As a result of the various electoral reforms implemented in the name of fighting corruption over the years, the Quebec government has modified the way political parties are funded. The state, through Élections Québec, now finances the political parties to the tune of 72.9 per cent, or $10,693,201. Of that percentage, 96.7 per cent is found in the hands of the cartel parties at the National Assembly.
Financing takes place on four fronts. First, the state provides an allocation to the political parties based on the vote during provincial elections. That allocation is obtained by multiplying the number of electors registered on the List of Electors, by an amount of $1.56 per vote. That allocation is then apportioned between the parties based on the number of valid votes obtained during the election. That revenue, called an allocation, represents 87.7 per cent of the state’s financial contribution to the political parties.

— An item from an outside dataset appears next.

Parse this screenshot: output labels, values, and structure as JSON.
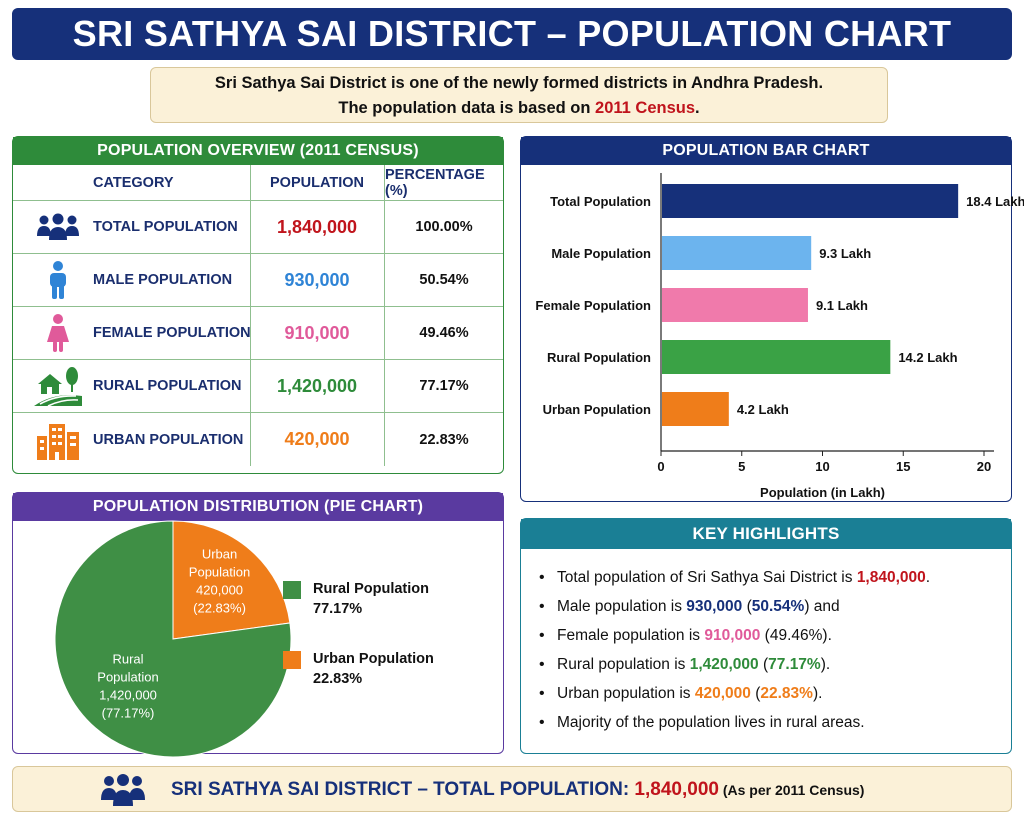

Then there are what are referred to as matching revenues that are calculated as follows: for each dollar contributed to a political party, the state provides $2.50, up to a maximum contribution of $20,000. Therefore, $20,000 in contributions gives rise to a total of $50,000 for a party. After that, for each additional dollar contributed, the state gives $1, up to a maximum of $200,000. Matching revenues represent 10.6 per cent of the state’s financial participation. In 2017, in terms of political contributions, authorized entities collected 36,857 contributions, for a total of $2,233,568 from 31,878 electors, or 0.53 per cent of the total number of electors. Notably, a contributor can give a maximum of $100 per political party and during an electoral year, can give a maximum of $200.
The state also reimburses half the audit fees for the financial report every year, to a maximum of $15,000.
Finally, the state reimburses the electoral expenses of political parties who have garnered at least one per cent of the vote. It also reimburses the election expenses of candidates who obtain at least 15 per cent of the vote.
In the opinion of the PMLQ, it is the political process that should be funded, not the parties. Public funds should be placed at the disposal of the entire population to enable them to participate in public affairs.